Flashes from cameras and the occasional iPad illuminated the darkened theater.
Whoops, whistles, and shouts of “We love you K.K.” echoed in the hall.
Emotional parents fished preemptive tissues from their pockets.
And that was all before the 314 soon-to-be graduates of Sylvania Southview filed on stage at the Stranahan Theater for the high school’s 36th annual commencement today.
After the students were seated onstage, school officials gave speeches that showered praise on the seniors’ accomplishments — all warranted, to judge by the numbers.
Southview’s Class of 2012 received a total of $9.3 million in scholarships; 83 students received diplomas with honors, granted by the Ohio Department of Education to students for fulfilling rigorous academic curricula. and 63 graduates were awarded Presidential Academic Fitness Awards for maintaining at least a 3.5 GPA and scoring above the 85th percentile on the SAT or ACT.
When Southview principal David McMurray asked students involved in extracurricular activities, volunteer work, or work-study programs to stand, few graduates remained in their chairs.
Despite those objective achievements, though, parents, students, and school officials all emphasized the personal progress students had made, from their days as infants to their preparations to enter college, the military, or the workforce.
Valedictorian Samuel Chang, who graduated with a 4.62 GPA and is bound for Princeton University to study public policy in the fall, summarized his class’s evolution in his own words.
“We began as mere robots, lifeless, with a pointless sense of school,” he described in his speech. “Then we transformed into human beings, who were capable of valuing the experiences of school.”
That development had, he said, all been a part of a routine that included hard work and laughter, and culminated in valuable lessons learned.

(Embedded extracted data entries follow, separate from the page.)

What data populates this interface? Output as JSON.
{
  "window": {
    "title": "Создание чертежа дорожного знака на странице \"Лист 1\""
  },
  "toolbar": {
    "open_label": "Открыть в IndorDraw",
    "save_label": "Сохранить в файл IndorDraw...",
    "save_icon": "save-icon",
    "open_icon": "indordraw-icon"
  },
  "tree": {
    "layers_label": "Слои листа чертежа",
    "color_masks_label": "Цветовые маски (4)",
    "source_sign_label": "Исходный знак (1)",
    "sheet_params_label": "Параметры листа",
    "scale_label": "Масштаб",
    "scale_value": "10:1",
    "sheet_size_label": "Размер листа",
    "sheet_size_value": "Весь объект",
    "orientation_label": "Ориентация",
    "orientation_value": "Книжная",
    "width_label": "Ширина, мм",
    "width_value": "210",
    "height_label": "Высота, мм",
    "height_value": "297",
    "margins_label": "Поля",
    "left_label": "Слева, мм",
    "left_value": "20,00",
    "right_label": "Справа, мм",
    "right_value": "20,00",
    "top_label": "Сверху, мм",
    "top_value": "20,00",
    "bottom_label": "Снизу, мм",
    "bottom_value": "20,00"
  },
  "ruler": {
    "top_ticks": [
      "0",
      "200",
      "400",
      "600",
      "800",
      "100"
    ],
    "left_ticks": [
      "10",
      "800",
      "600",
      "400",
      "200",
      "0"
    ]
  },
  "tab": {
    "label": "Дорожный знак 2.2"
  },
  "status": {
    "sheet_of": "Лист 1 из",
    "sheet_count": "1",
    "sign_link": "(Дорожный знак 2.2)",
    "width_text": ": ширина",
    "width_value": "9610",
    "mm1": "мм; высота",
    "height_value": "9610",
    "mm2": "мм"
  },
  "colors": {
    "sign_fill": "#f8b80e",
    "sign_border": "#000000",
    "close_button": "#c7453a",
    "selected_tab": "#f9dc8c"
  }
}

Along the way, he recalled, there had been hours spent jousting with crutches in shopping carts and playing pirates, both for class assignments.
At the sun-drenched reception outside the theater following commencement, he said his favorite part of high school had been memories like those, and the close-knit network of friends with whom he shared them. He called the experience of graduating “surreal.”

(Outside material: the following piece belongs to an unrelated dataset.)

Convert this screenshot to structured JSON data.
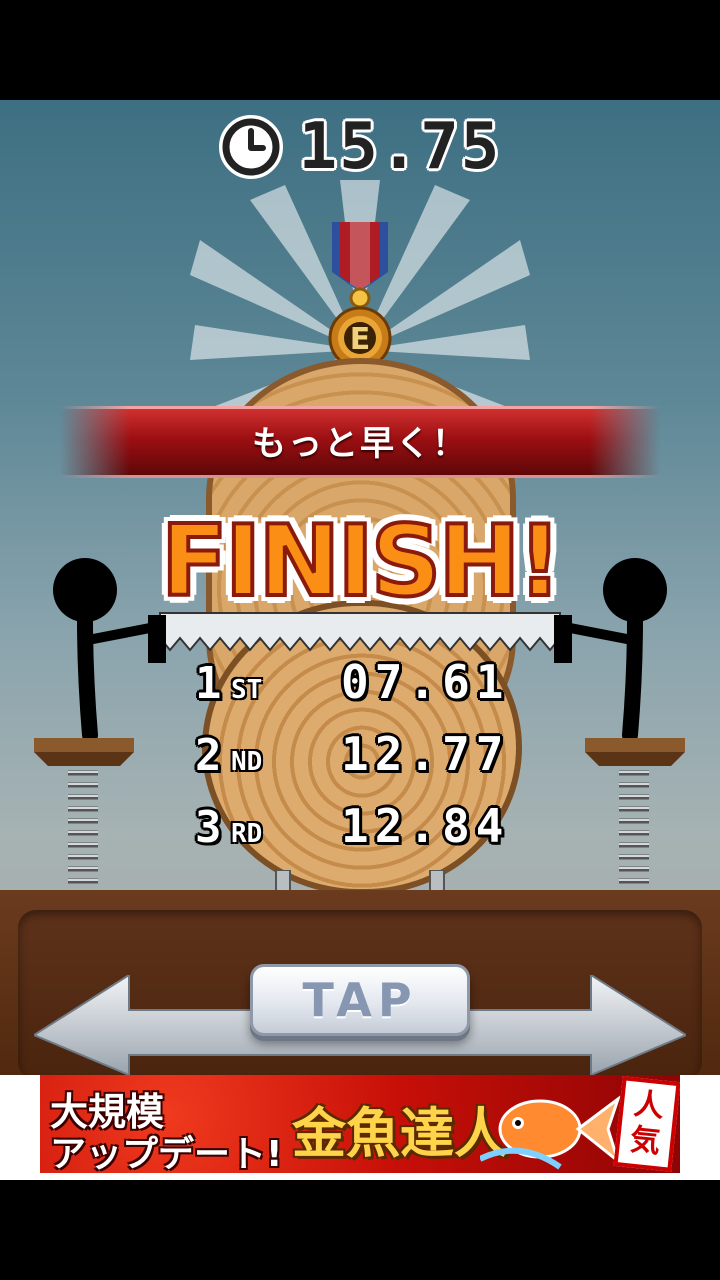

Parents apparently shared that same puzzling mix of feelings: the joy of reaching this milestone, the disbelief that it came so soon, and the anticipation of what will happen next.
Abbas Shahri, whose daughter Sheila graduated today, spoke with evident pride as he described her plans to study neuroscience at the University of Toledo in the fall.
But, he said of his only child’s commencement, “it’s very emotional. It’s very, very exciting but also sad. One door opens and another closes.”
Yet Sylvania Schools’ board of education president Dave Spiess offered graduates a piece of advice in his speech that was sure to please parents like Mr. Shahri.
“Call your parents,” Mr. Spiess reminded the Class of 2012. “Keep in touch. Send them a text message.”
Remember, he said, they love you more than you will ever know.